I had a student boarding with me who’d say the most hurtful things, then end with a ” just kidding”. The first time I told her it wasn’t on. The second time I caught her, I just looked at her and said ” Baseball, strike 2″. 3rd time (she was always shocked at getting caught) I told her to find another place to live. I like people too much to have bs around.
Good for you! Way to stand up for yourself and the people who live with you, and have to share the house with a “just kidding” person.
Home should be a haven, where you can escape all the cruelty in the world, and you made that happen in yours!
Woah, it gets better.
Ms.
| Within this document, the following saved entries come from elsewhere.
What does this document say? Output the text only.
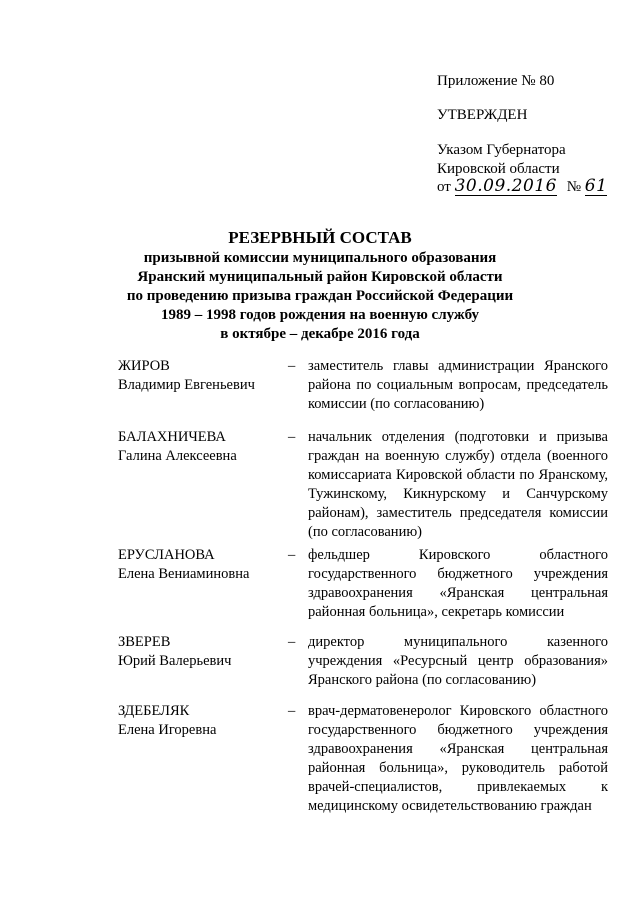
Приложение № 80
УТВЕРЖДЕН
Указом Губернатора
Кировской области
от 30.09.2016 № 61
РЕЗЕРВНЫЙ СОСТАВ
призывной комиссии муниципального образования
Яранский муниципальный район Кировской области
по проведению призыва граждан Российской Федерации
1989 – 1998 годов рождения на военную службу
в октябре – декабре 2016 года
ЖИРОВ
Владимир Евгеньевич
– заместитель главы администрации Яранского района по социальным вопросам, председатель комиссии (по согласованию)
БАЛАХНИЧЕВА
Галина Алексеевна
– начальник отделения (подготовки и призыва граждан на военную службу) отдела (военного комиссариата Кировской области по Яранскому, Тужинскому, Кикнурскому и Санчурскому районам), заместитель председателя комиссии (по согласованию)
ЕРУСЛАНОВА
Елена Вениаминовна
– фельдшер Кировского областного государственного бюджетного учреждения здравоохранения «Яранская центральная районная больница», секретарь комиссии
ЗВЕРЕВ
Юрий Валерьевич
– директор муниципального казенного учреждения «Ресурсный центр образования» Яранского района (по согласованию)
ЗДЕБЕЛЯК
Елена Игоревна
– врач-дерматовенеролог Кировского областного государственного бюджетного учреждения здравоохранения «Яранская центральная районная больница», руководитель работой врачей-специалистов, привлекаемых к медицинскому освидетельствованию граждан
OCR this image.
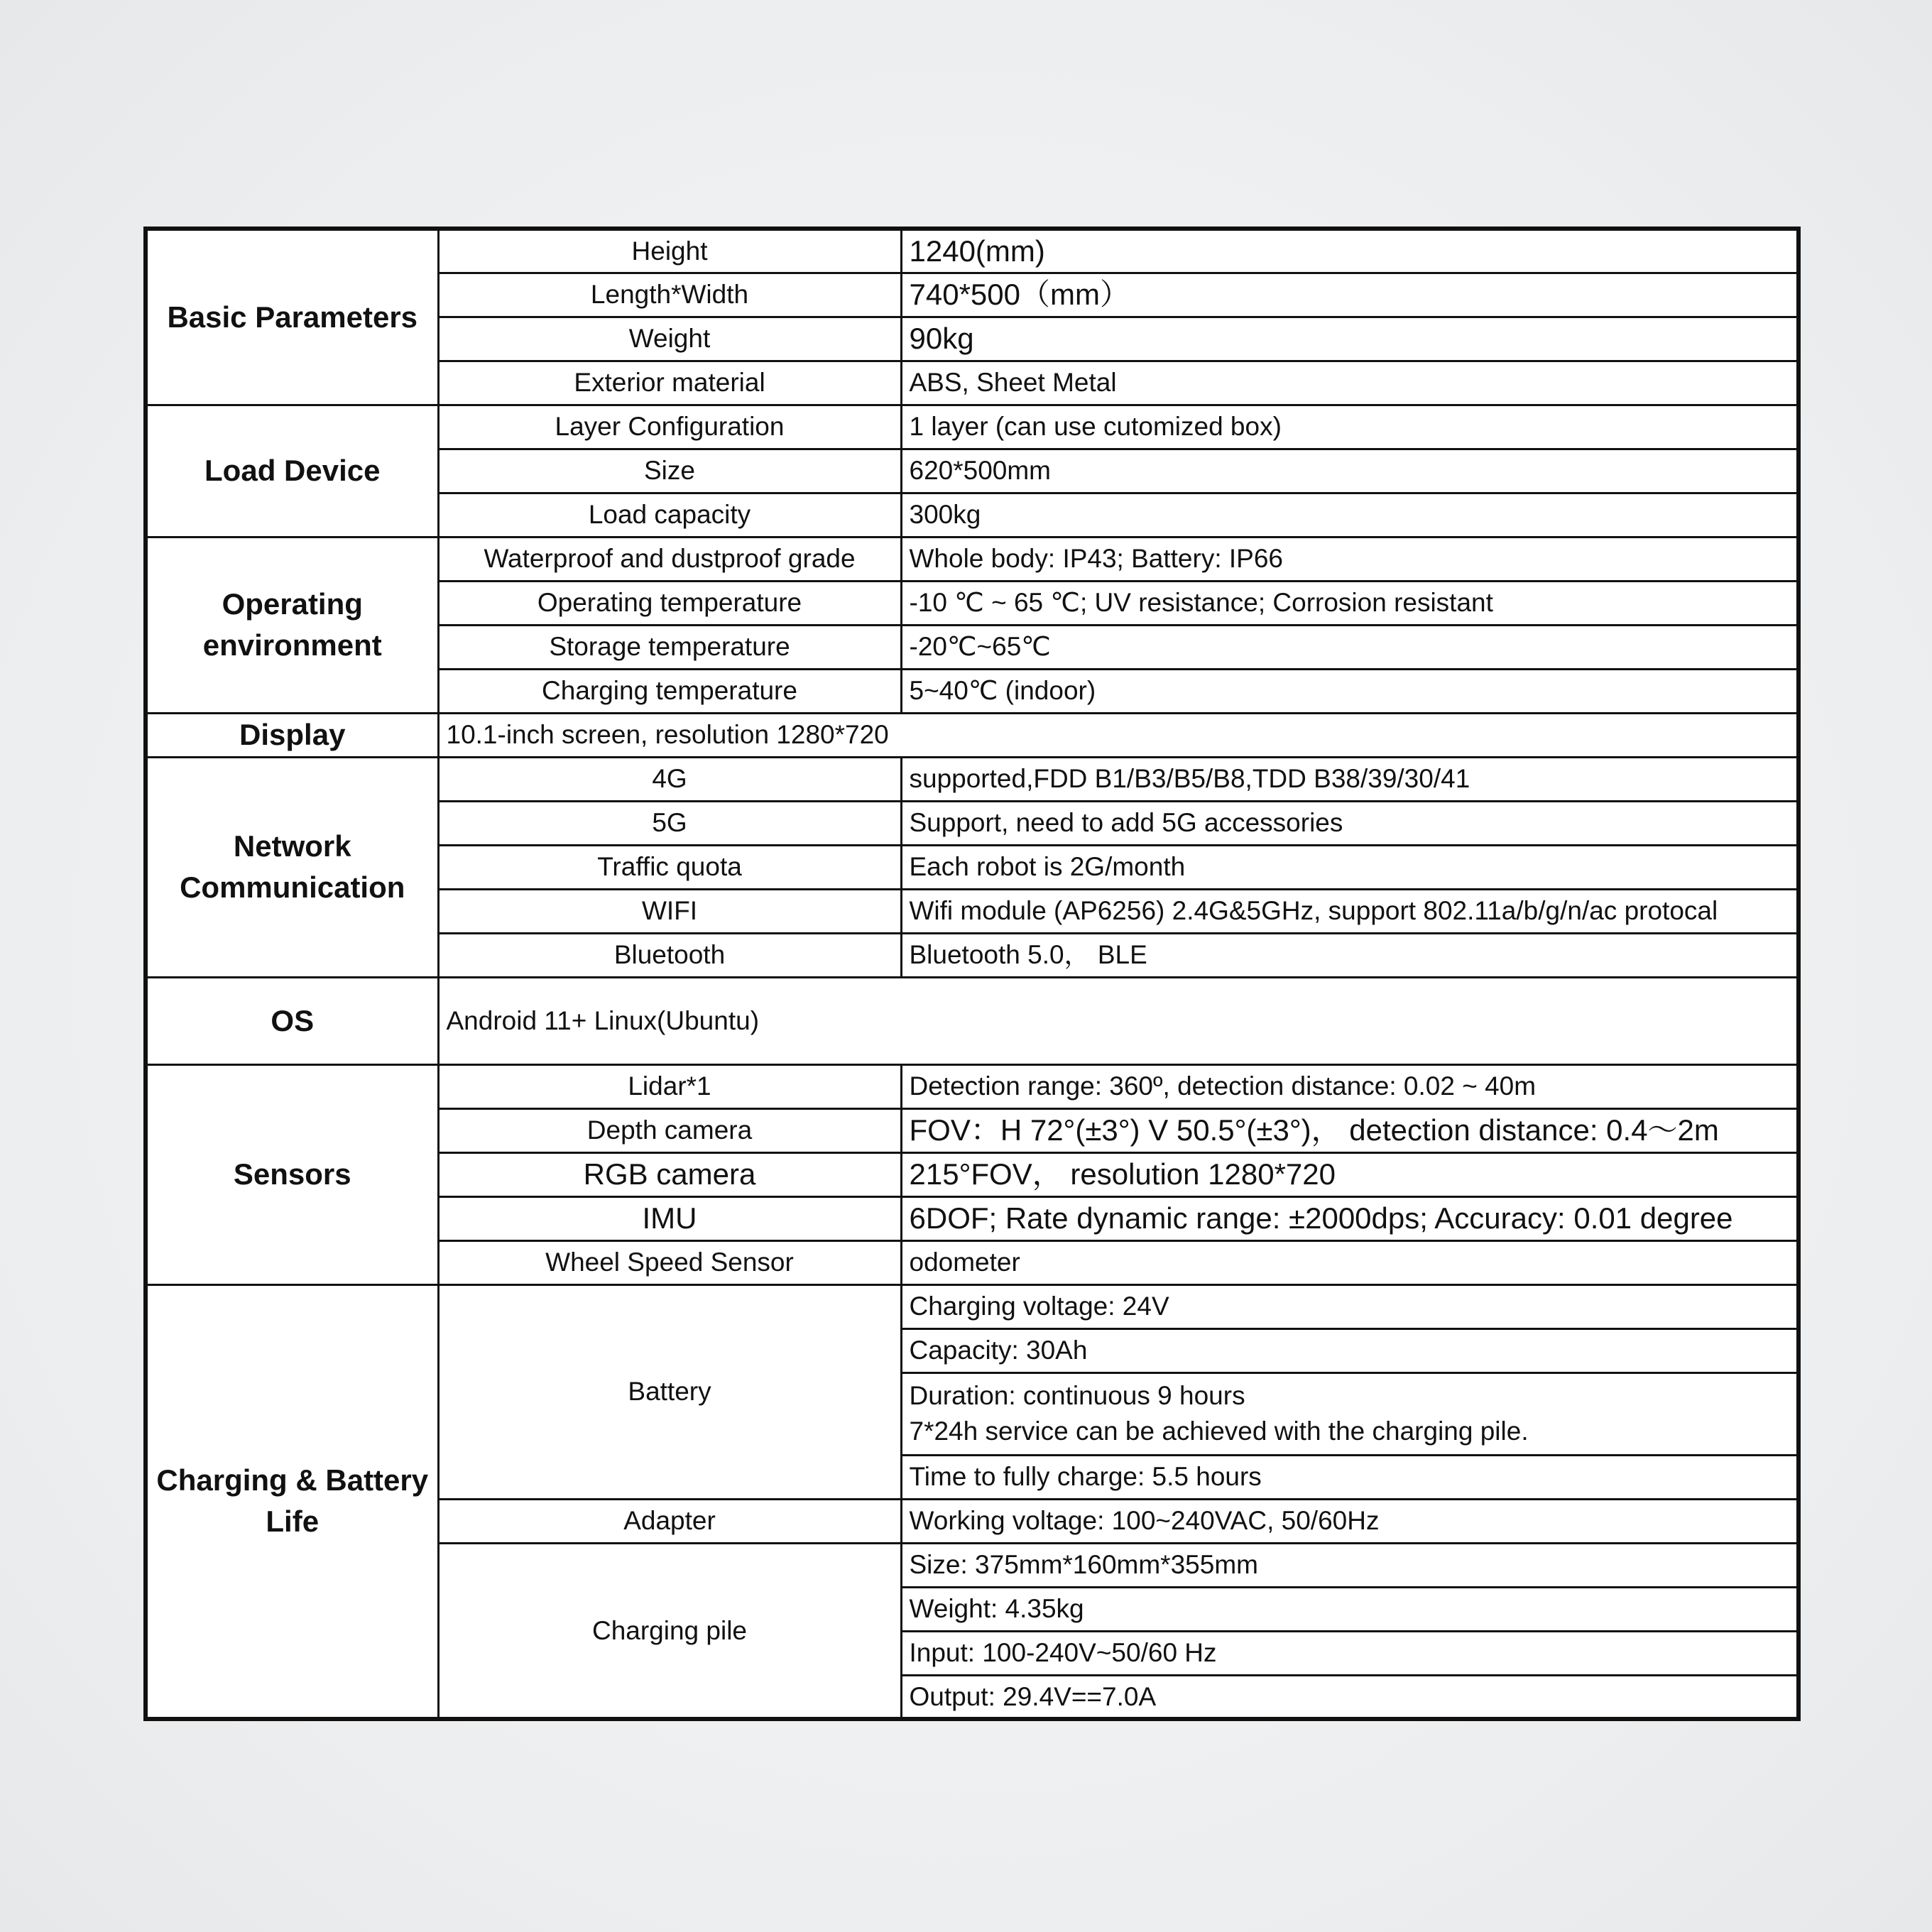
Basic Parameters	Height	1240(mm)
	Length*Width	740*500（mm）
	Weight	90kg
	Exterior material	ABS, Sheet Metal
Load Device	Layer Configuration	1 layer (can use cutomized box)
	Size	620*500mm
	Load capacity	300kg
Operating environment	Waterproof and dustproof grade	Whole body: IP43; Battery: IP66
	Operating temperature	-10 ℃ ~ 65 ℃; UV resistance; Corrosion resistant
	Storage temperature	-20℃~65℃
	Charging temperature	5~40℃ (indoor)
Display	10.1-inch screen, resolution 1280*720	
Network Communication	4G	supported,FDD B1/B3/B5/B8,TDD B38/39/30/41
	5G	Support, need to add 5G accessories
	Traffic quota	Each robot is 2G/month
	WIFI	Wifi module (AP6256) 2.4G&5GHz, support 802.11a/b/g/n/ac protocal
	Bluetooth	Bluetooth 5.0， BLE
OS	Android 11+ Linux(Ubuntu)	
Sensors	Lidar*1	Detection range: 360º, detection distance: 0.02 ~ 40m
	Depth camera	FOV：H 72°(±3°) V 50.5°(±3°)， detection distance: 0.4～2m
	RGB camera	215°FOV， resolution 1280*720
	IMU	6DOF; Rate dynamic range: ±2000dps; Accuracy: 0.01 degree
	Wheel Speed Sensor	odometer
Charging & Battery Life	Battery	Charging voltage: 24V
		Capacity: 30Ah

		Duration: continuous 9 hours
7*24h service can be achieved with the charging pile.

		Time to fully charge: 5.5 hours
	Adapter	Working voltage: 100~240VAC, 50/60Hz
	Charging pile	Size: 375mm*160mm*355mm
		Weight: 4.35kg
		Input: 100-240V~50/60 Hz
		Output: 29.4V==7.0A
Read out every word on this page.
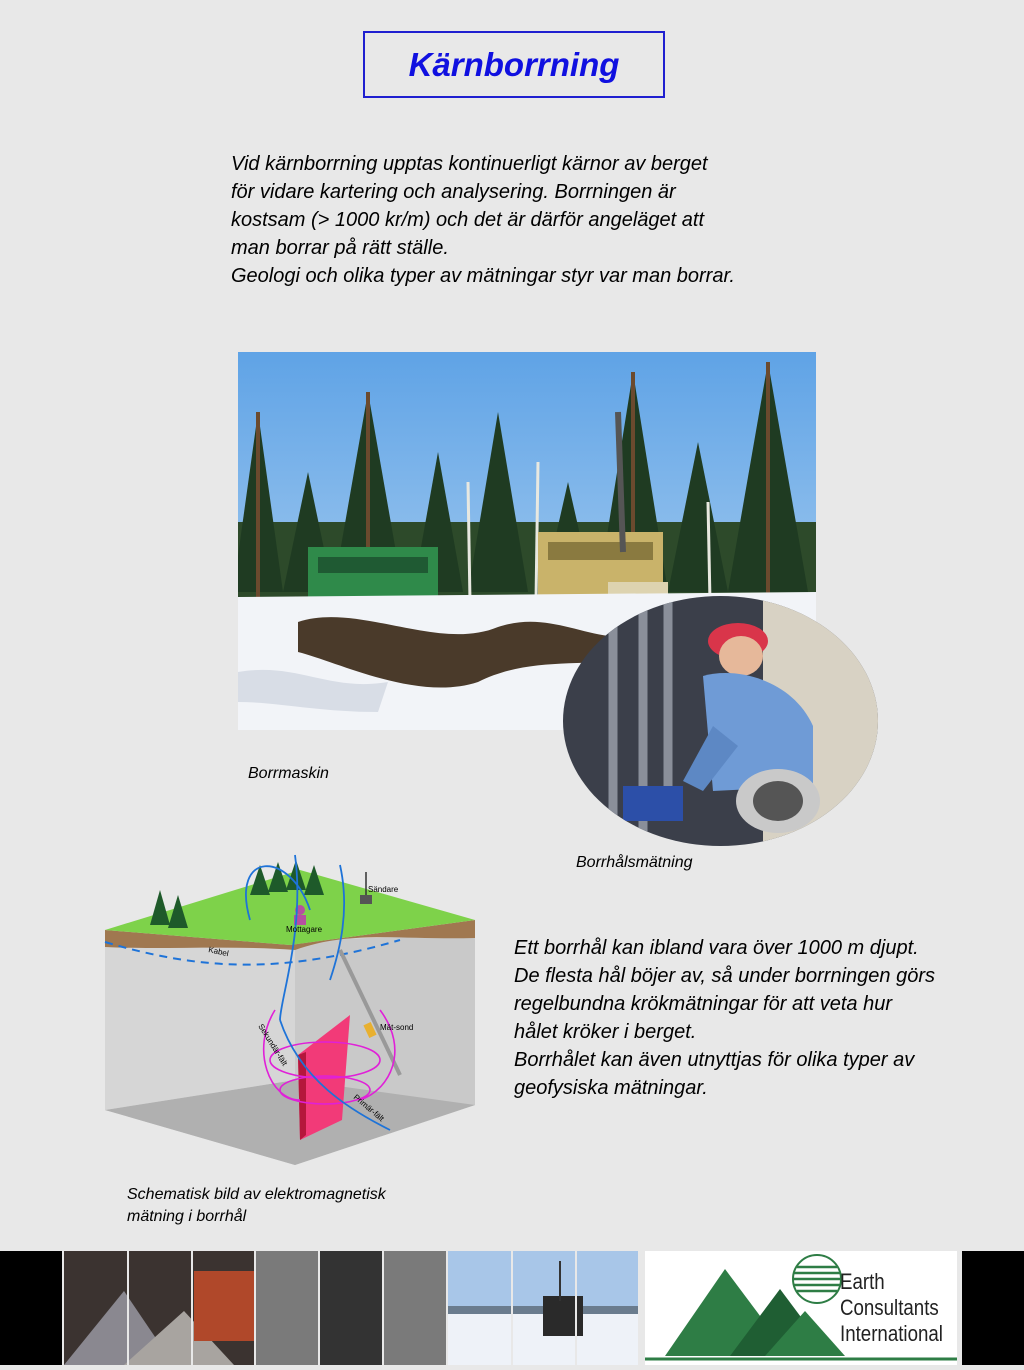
Kärnborrning
Vid kärnborrning upptas kontinuerligt kärnor av berget
för vidare kartering och analysering. Borrningen är
kostsam (> 1000 kr/m) och det är därför angeläget att
man borrar på rätt ställe.
Geologi och olika typer av mätningar styr var man borrar.
Borrmaskin
Borrhålsmätning
Sändare
Mottagare
Kabel
Mät-sond
Sekundär-fält
Primär-fält
Ett borrhål kan ibland vara över 1000 m djupt.
De flesta hål böjer av, så under borrningen görs
regelbundna krökmätningar för att veta hur
hålet kröker i berget.
Borrhålet kan även utnyttjas för olika typer av
geofysiska mätningar.
Schematisk bild av elektromagnetisk
mätning i borrhål
Earth
Consultants
International
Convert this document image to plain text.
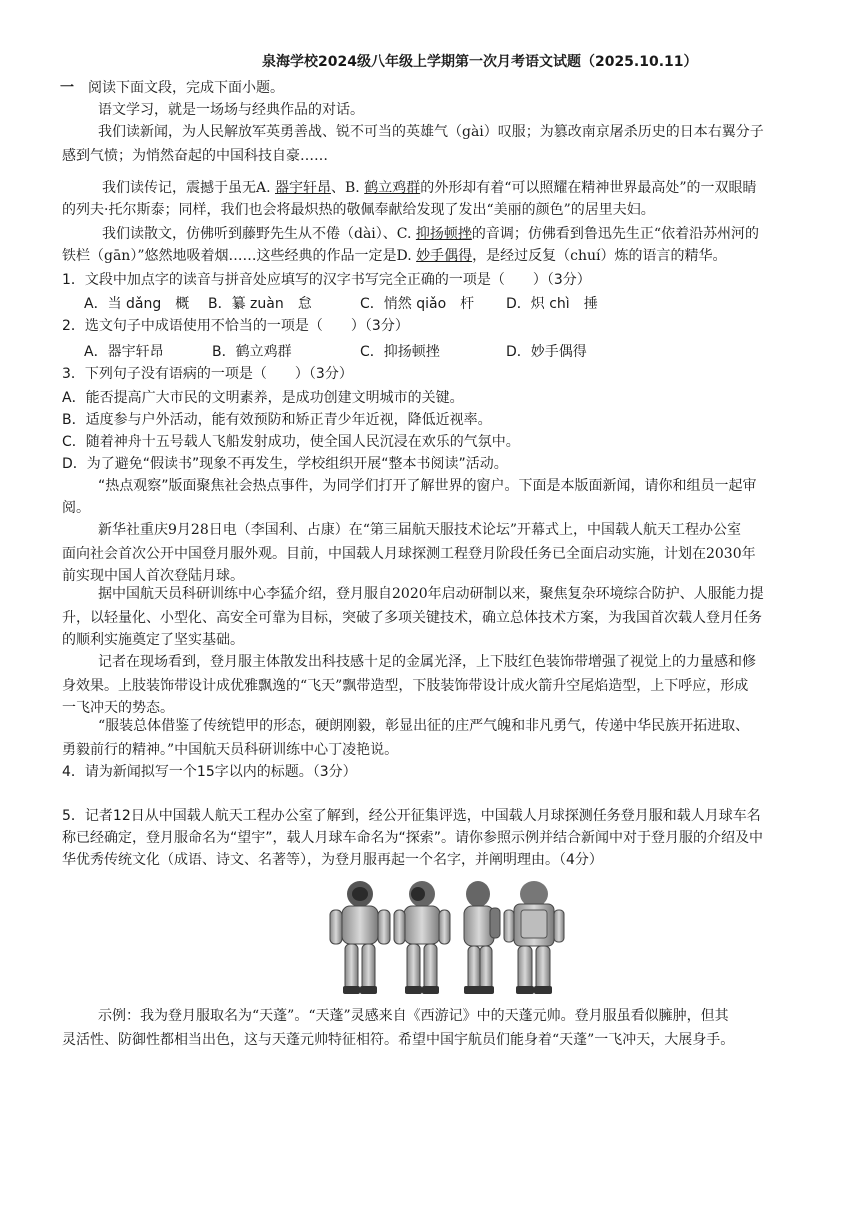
泉海学校2024级八年级上学期第一次月考语文试题（2025.10.11）
一 阅读下面文段，完成下面小题。
语文学习，就是一场场与经典作品的对话。
我们读新闻，为人民解放军英勇善战、锐不可当的英雄气（gài）叹服；为篡改南京屠杀历史的日本右翼分子
感到气愤；为悄然奋起的中国科技自豪……
我们读传记，震撼于虽无A. 器宇轩昂、B. 鹤立鸡群的外形却有着“可以照耀在精神世界最高处”的一双眼睛
的列夫·托尔斯泰；同样，我们也会将最炽热的敬佩奉献给发现了发出“美丽的颜色”的居里夫妇。
我们读散文，仿佛听到藤野先生从不倦（dài）、C. 抑扬顿挫的音调；仿佛看到鲁迅先生正“依着沿苏州河的
铁栏（gān）”悠然地吸着烟……这些经典的作品一定是D. 妙手偶得，是经过反复（chuí）炼的语言的精华。
1．文段中加点字的读音与拼音处应填写的汉字书写完全正确的一项是（　　）（3分）
A．当 dǎng　概 B．纂 zuàn　怠	C．悄然 qiǎo　杆 D．炽 chì　捶
2．选文句子中成语使用不恰当的一项是（　　）（3分）
A．器宇轩昂	B．鹤立鸡群	C．抑扬顿挫	D．妙手偶得
3．下列句子没有语病的一项是（　　）（3分）
A．能否提高广大市民的文明素养，是成功创建文明城市的关键。
B．适度参与户外活动，能有效预防和矫正青少年近视，降低近视率。
C．随着神舟十五号载人飞船发射成功，使全国人民沉浸在欢乐的气氛中。
D．为了避免“假读书”现象不再发生，学校组织开展“整本书阅读”活动。
“热点观察”版面聚焦社会热点事件，为同学们打开了解世界的窗户。下面是本版面新闻，请你和组员一起审
阅。
新华社重庆9月28日电（李国利、占康）在“第三届航天服技术论坛”开幕式上，中国载人航天工程办公室
面向社会首次公开中国登月服外观。目前，中国载人月球探测工程登月阶段任务已全面启动实施，计划在2030年
前实现中国人首次登陆月球。
据中国航天员科研训练中心李猛介绍，登月服自2020年启动研制以来，聚焦复杂环境综合防护、人服能力提
升，以轻量化、小型化、高安全可靠为目标，突破了多项关键技术，确立总体技术方案，为我国首次载人登月任务
的顺利实施奠定了坚实基础。
记者在现场看到，登月服主体散发出科技感十足的金属光泽，上下肢红色装饰带增强了视觉上的力量感和修
身效果。上肢装饰带设计成优雅飘逸的“飞天”飘带造型，下肢装饰带设计成火箭升空尾焰造型，上下呼应，形成
一飞冲天的势态。
“服装总体借鉴了传统铠甲的形态，硬朗刚毅，彰显出征的庄严气魄和非凡勇气，传递中华民族开拓进取、
勇毅前行的精神。”中国航天员科研训练中心丁凌艳说。
4．请为新闻拟写一个15字以内的标题。（3分）
5．记者12日从中国载人航天工程办公室了解到，经公开征集评选，中国载人月球探测任务登月服和载人月球车名
称已经确定，登月服命名为“望宇”，载人月球车命名为“探索”。请你参照示例并结合新闻中对于登月服的介绍及中
华优秀传统文化（成语、诗文、名著等），为登月服再起一个名字，并阐明理由。（4分）
示例：我为登月服取名为“天蓬”。“天蓬”灵感来自《西游记》中的天蓬元帅。登月服虽看似臃肿，但其
灵活性、防御性都相当出色，这与天蓬元帅特征相符。希望中国宇航员们能身着“天蓬”一飞冲天，大展身手。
Andrews claims she made her comments because the person on the treadmill had the audacity to be “on her phone” on the treadmill.
I’ve seen people read books on the treadmill at the gym. People watch TV all the time on the machines or listen to music.
What a ridiculously hollow, back-tracking excuse.
That lady is most certainly not a lady. I’ve stepped in deeper puddles of sincerity on my dad’s farm.
If her comment had anything whatsoever to do with phones, or even ears, then maybe, MAYBE, she’d have a point.
But “love handles” has nothing to do with being on the phone, even if being on the phone was wrong, which it isn’t.
I mean, come on. If you’re going to scramble for some excuse, at least make it vaguely realistic.
I love your “puddles of sincerity,” too.